Schleswig-Holsteins Innenminister Hans-Joachim Grote und Bundesinnenminister Horst Seehofer haben am Rande der Innenministerkonferenz in Kiel eine Verwaltungsvereinbarung über Aufbau und Betrieb eines Kompetenzzentrums für Ankunft, Verteilung und Rückkehr unterzeichnet. Das bisherige Ankunftszentrum in Neumünster wird als Kompetenzzentrum für Ankunft, Verteilung und Rückkehr weiterbetrieben. Die Standorte Boostedt und Rendsburg werden Außenstellen des Kompetenzzentrums.

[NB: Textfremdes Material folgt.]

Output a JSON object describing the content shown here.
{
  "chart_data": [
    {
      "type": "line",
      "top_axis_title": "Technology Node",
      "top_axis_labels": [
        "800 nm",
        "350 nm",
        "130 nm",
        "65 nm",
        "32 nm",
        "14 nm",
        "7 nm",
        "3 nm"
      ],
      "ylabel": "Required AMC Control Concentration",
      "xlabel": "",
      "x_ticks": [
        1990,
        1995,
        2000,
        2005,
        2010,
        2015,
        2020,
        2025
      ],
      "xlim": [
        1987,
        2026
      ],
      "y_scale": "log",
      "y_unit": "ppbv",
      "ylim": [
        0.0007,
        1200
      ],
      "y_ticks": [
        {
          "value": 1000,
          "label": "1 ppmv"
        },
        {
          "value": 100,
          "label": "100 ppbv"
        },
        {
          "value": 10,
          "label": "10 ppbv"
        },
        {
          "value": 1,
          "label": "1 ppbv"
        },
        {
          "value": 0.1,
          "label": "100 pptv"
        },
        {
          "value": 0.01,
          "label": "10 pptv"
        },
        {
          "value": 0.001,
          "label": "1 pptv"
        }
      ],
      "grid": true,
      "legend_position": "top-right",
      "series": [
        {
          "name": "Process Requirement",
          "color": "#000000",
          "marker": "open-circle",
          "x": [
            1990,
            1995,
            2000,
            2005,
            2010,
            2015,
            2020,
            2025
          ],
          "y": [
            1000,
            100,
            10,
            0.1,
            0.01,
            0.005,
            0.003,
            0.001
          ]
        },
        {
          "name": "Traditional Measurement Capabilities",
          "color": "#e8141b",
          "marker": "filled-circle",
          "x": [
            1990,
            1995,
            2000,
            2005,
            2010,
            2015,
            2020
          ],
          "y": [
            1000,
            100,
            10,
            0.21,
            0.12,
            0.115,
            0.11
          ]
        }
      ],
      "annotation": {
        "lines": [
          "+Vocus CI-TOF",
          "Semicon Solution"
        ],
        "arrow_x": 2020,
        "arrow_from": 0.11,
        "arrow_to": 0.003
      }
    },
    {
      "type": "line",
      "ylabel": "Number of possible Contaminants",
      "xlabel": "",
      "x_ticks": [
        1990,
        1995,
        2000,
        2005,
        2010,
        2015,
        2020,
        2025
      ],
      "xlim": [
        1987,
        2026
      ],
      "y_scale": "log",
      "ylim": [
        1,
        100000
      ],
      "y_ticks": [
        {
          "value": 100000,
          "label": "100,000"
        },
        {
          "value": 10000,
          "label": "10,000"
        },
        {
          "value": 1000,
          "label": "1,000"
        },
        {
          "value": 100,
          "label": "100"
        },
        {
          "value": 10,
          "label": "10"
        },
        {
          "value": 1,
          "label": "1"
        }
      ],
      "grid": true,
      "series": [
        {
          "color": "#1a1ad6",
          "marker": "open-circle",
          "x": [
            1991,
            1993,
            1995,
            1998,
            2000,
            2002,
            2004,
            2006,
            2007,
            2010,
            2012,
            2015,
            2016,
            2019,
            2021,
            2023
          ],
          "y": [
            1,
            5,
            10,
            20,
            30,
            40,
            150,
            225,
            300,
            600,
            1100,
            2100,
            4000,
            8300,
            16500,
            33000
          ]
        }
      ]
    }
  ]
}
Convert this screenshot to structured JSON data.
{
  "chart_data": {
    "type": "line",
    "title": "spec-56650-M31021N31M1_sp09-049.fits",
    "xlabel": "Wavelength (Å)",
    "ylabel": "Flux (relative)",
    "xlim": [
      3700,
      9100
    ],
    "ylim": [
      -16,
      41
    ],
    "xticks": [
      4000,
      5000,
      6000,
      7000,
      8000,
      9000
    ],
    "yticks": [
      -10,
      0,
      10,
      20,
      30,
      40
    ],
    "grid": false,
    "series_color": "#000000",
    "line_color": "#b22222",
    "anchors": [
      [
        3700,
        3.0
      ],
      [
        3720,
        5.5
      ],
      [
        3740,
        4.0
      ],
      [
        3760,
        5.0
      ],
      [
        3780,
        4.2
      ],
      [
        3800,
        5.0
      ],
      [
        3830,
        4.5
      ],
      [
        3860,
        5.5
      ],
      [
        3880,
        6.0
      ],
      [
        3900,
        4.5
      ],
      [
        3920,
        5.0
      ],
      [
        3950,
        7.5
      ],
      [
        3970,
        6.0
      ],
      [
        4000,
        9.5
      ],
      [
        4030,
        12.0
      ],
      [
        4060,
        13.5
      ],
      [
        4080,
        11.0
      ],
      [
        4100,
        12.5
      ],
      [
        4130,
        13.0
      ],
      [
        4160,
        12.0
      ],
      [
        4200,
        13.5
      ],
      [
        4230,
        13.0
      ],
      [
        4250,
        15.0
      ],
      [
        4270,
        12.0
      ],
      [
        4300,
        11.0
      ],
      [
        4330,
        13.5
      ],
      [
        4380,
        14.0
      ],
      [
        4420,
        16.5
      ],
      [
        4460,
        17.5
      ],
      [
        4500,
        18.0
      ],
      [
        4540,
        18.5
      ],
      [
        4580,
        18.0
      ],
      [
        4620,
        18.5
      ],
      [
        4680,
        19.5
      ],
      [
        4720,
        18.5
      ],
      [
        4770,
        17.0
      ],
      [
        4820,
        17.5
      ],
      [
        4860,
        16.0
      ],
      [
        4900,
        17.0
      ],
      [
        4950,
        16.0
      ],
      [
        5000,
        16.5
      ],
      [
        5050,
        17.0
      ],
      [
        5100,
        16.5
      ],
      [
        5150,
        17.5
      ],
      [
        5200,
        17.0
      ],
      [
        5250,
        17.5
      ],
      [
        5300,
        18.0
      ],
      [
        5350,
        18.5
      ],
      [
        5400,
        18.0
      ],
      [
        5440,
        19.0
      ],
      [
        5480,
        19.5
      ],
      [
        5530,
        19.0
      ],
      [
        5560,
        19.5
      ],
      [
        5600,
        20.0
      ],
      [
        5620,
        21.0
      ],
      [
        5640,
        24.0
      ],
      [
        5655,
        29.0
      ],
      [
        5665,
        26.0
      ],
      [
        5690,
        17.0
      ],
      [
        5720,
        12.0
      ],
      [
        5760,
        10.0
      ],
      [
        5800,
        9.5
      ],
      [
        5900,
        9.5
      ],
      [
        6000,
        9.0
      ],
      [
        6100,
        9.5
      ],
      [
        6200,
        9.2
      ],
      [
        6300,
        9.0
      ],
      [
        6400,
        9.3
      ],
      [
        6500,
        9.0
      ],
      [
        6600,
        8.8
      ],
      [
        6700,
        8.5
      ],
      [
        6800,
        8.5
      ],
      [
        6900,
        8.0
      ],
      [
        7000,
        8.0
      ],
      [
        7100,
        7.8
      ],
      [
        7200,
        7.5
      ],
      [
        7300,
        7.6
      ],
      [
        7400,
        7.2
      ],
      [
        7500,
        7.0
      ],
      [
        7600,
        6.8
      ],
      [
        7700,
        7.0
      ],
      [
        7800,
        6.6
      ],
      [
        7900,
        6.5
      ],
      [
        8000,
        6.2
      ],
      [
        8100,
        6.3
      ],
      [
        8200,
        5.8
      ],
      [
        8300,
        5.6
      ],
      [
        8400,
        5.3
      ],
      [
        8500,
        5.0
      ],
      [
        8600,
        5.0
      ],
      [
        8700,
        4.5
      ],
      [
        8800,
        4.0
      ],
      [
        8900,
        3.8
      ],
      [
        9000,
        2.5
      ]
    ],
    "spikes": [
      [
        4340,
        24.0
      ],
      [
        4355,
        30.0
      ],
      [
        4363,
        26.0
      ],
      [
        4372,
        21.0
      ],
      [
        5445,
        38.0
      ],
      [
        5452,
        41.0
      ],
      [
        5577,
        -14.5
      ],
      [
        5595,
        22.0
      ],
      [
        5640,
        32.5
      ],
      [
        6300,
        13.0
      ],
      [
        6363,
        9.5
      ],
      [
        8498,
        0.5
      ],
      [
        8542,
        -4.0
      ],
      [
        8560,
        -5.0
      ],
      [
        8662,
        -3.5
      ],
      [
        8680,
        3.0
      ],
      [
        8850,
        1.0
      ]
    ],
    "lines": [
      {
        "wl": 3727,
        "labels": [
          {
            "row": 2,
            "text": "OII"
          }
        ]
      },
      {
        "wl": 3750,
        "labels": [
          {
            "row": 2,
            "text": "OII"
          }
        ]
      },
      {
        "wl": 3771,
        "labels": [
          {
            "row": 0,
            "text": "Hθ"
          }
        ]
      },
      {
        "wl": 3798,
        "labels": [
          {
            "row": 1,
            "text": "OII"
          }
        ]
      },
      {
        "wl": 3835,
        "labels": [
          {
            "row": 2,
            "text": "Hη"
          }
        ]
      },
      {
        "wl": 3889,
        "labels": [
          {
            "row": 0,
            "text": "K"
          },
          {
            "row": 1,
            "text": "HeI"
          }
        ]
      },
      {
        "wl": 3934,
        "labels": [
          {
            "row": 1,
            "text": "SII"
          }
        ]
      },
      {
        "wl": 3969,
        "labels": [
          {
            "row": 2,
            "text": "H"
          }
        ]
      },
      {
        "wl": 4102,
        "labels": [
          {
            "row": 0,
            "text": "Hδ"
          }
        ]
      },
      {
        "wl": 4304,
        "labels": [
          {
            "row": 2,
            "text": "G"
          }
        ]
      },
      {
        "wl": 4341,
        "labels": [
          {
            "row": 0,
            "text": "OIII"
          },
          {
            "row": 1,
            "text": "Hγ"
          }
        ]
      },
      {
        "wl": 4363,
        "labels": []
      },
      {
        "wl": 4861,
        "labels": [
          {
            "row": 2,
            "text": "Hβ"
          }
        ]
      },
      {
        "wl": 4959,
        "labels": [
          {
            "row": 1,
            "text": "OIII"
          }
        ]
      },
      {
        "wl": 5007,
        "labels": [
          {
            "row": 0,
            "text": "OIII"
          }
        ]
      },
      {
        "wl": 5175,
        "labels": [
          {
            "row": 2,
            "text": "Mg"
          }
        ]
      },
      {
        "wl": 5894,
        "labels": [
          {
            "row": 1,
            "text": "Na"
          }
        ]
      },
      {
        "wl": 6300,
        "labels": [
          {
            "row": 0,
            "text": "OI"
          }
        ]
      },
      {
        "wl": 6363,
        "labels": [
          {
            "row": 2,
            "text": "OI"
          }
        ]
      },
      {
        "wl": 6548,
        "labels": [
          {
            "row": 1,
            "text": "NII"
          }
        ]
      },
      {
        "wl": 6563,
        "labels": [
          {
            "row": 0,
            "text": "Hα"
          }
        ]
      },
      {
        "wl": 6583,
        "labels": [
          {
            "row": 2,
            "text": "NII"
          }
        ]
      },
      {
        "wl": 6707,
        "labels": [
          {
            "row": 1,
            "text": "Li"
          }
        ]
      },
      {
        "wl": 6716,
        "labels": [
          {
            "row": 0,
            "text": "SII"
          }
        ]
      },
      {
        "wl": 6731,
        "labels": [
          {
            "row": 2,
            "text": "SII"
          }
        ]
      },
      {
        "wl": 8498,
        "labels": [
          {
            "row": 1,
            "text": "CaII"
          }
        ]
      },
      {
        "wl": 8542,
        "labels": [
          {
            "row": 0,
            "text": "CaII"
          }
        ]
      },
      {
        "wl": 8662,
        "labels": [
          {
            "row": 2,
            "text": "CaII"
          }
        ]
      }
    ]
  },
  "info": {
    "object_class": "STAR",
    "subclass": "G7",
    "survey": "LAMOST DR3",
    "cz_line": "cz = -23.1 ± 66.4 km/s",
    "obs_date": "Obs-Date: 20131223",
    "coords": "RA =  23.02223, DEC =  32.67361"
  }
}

 Die Vereinbarung sei laut Grote ein wichtiger Schritt, um aktuelle Fragen der Zuwanderung gemeinsam zu bewältigen: "Wir sind uns einig, dass in den Aufnahme- oder Kompetenzzentren alle zuständigen Behörden und Dienstleister Hand in Hand arbeiten müssen, um die Prozesse der Aufnahme, der Verteilung oder der Rückkehr für alle Betroffenen so angenehm, transparent und effizient wie möglich zu gestalten."

Notwendiger Zwischenschritt

Die Verwaltungsvereinbarung stelle einen notwendigen Zwischenschritt dar, denn die Entwicklung der Aufnahmeeinrichtungen des Landes zu Landeskompetenzzentren sei noch nicht abgeschlossen, erklärte der Innenminister. Die Vereinbarung sieht unter anderem vor, dass der Bund für alle Asylsuchenden eine Asylverfahrensberatung sicherstellt. Darüber hinaus verpflichtet sich der Bund, für alle in den Aufnahmeeinrichtungen untergebrachten Menschen Wegweiser- und Erstorientierungskurse zu konzipieren und finanzieren. Neben Orientierungswissen sollen die Angebote auch grundlegende Werte und wichtige Informationen über Kultur und Eigenheiten in Deutschland sowie erste Deutschkenntnisse vermitteln. Der Bund wird wesentliche Schritte des sogenannten "Dublin-Verfahrens" übernehmen und das Land stärker als bisher bei Rückführungen unterstützen.

Schnellere Asylverfahren

"Der Bund unterstützt das Land selbstverständlich sowohl bei der Errichtung als auch beim Betrieb der Einrichtung. Durch die Bündelung der verschiedenen Aufgaben werden Asylverfahren schnell und mit erhöhter Qualität durchgeführt", sagte Bundesinnenminister Horst Seehofer. Die Erfahrung habe gezeigt, dass die Zusammenarbeit aller Behörden unter einem Dach gut funktioniere und von den Beteiligten mit großem Engagement umgesetzt werde.

Land spart 1,5 Millionen Euro

Durch die Vereinbarung mit dem Bund wird Schleswig-Holstein etwa 1,5 Millionen Euro einsparen. "Die Übernahme der Verfahrensberatung durch den Bund wird das Landesamt für Ausländerangelegenheiten spürbar entlasten", stellte Grote fest. Auch die vom Bund angebotene Finanzierung der Orientrierungskurse entlaste das Land, das die Kurse bislang bezahlt. Nach wie vor bleibt Schleswig-Holstein eng in die inhaltliche Ausgestaltung der Kurse eingebunden, auch an der Trägerschaft durch die Volkshochschulen ändert sich nichts.

Entlastung der Kommunen

"Ich bin überzeugt davon, dass wir mit dieser Vereinbarung einen wichtigen Schritt in die richtige Richtung gehen. Wir können so – gemeinsam mit dem Bund – die Betreuung und Verteilung von Asylsuchenden in Schleswig-Holstein in höherer Qualität, stärker auf den Einzelfall bezogen und noch schneller als bisher durchführen. Wir versprechen uns davon allerdings auch Fortschritte bei der freiwilligen Rückkehr und der Rückführung Ausreisepflichtiger und damit einhergehend eine Entlastung der Kommunen", erklärte der Innenminister.